A self-training interpretable cell type annotation framework using specific marker gene

Bioinformatics. 2024 Sep 23:btae569. doi: 10.1093/bioinformatics/btae569. Online ahead of print.

Abstract

Motivation: Recent advances in sequencing technology provide opportunities to study biological processes at a higher resolution. Cell type annotation is an important step in scRNA-seq analysis, which often relies on established marker genes. However, most of the previous methods divide the identification of cell types into two stages, clustering and assignment, whose performances are susceptible to the clustering algorithm, and the marker information cannot effectively guide the clustering process. Furthermore, their linear heuristic-based cell assignment process is often insufficient to capture potential dependencies between cells and types.

Results: Here, we present sICTA, a marker-based cell type annotation method that combines the self-training strategy with pseudo-labeling and the nonlinear association capturing capability of Transformer. In addition, we incorporate biological priori knowledge of genes and pathways into the classifier through an attention mechanism to enhance the transparency of the model. A benchmark analysis on 11 publicly available single-cell datasets demonstrates the superiority of sICTA compared to state-of-the-art (SOTA) methods. The robustness of our method is further validated by evaluating the prediction accuracy of the model on different cell types for each single cell data. Moreover, ablation studies show that self-training and the ability to capture potential dependencies between cells and cell types, both of which are mutually reinforcing, work together to improve model performance. Finally, we apply sICTA to the pancreatic dataset, exemplifying the interpretable attention matrix captured by sICTA.

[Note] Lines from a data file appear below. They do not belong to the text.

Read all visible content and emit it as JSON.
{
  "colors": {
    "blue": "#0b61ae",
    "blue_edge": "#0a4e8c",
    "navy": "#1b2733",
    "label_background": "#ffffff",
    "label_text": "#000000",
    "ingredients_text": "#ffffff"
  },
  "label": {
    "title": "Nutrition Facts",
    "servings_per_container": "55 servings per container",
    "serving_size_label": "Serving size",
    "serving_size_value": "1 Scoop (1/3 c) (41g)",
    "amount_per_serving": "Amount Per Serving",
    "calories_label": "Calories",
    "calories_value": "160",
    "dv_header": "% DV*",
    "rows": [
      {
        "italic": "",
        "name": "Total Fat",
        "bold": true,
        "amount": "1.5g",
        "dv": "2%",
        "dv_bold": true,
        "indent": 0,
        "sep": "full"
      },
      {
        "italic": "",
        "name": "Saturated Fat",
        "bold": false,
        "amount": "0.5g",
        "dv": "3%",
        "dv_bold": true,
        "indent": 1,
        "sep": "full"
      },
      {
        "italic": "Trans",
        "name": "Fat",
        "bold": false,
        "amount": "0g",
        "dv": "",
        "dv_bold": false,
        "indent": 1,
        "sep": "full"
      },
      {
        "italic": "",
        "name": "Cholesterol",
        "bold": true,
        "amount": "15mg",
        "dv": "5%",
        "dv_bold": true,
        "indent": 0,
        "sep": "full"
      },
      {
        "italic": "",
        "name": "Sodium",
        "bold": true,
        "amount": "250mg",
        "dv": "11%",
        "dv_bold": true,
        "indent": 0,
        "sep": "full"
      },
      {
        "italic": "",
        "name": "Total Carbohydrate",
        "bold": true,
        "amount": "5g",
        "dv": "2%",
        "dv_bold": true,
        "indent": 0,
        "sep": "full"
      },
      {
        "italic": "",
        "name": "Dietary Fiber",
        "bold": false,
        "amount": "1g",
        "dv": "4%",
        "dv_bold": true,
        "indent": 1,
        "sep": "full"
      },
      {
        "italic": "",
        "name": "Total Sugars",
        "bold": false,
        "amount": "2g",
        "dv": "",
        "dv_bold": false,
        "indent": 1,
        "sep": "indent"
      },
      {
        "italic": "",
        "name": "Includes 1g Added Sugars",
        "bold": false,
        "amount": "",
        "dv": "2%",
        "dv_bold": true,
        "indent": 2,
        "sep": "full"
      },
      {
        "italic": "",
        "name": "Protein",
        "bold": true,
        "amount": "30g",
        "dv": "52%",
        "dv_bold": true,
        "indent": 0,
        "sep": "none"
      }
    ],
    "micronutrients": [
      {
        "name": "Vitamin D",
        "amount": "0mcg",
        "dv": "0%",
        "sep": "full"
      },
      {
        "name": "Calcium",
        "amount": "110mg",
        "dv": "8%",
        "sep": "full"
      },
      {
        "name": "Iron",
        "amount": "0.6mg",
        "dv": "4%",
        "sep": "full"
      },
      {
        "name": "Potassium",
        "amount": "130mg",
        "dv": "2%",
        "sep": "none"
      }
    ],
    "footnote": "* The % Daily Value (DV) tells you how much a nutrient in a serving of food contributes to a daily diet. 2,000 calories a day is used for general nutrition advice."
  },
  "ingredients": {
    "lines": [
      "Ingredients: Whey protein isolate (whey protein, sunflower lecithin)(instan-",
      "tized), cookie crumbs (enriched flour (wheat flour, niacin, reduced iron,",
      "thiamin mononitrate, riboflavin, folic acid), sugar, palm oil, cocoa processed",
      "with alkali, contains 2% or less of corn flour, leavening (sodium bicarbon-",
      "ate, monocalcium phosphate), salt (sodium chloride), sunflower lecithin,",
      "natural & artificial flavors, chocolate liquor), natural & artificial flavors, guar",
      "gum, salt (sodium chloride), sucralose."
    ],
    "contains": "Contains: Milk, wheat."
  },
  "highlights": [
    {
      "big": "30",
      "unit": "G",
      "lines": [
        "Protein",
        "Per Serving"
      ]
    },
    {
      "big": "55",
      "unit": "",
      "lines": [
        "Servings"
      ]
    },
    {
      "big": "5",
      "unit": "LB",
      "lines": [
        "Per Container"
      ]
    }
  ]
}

Availability and implementation: The source code of sICTA is available in public at https://github.com/nbnbhwyy/sICTA. The processed datasets can be found at https://drive.google.com/drive/folders/1jbqSxacL_IDIZ4uPjq220C9Kv024m9eL. The final version of the model will be permanently available on https://doi.org/10.5281/zenodo.13474010.

Supplementary information: Supplementary data are available at Bioinformatics online.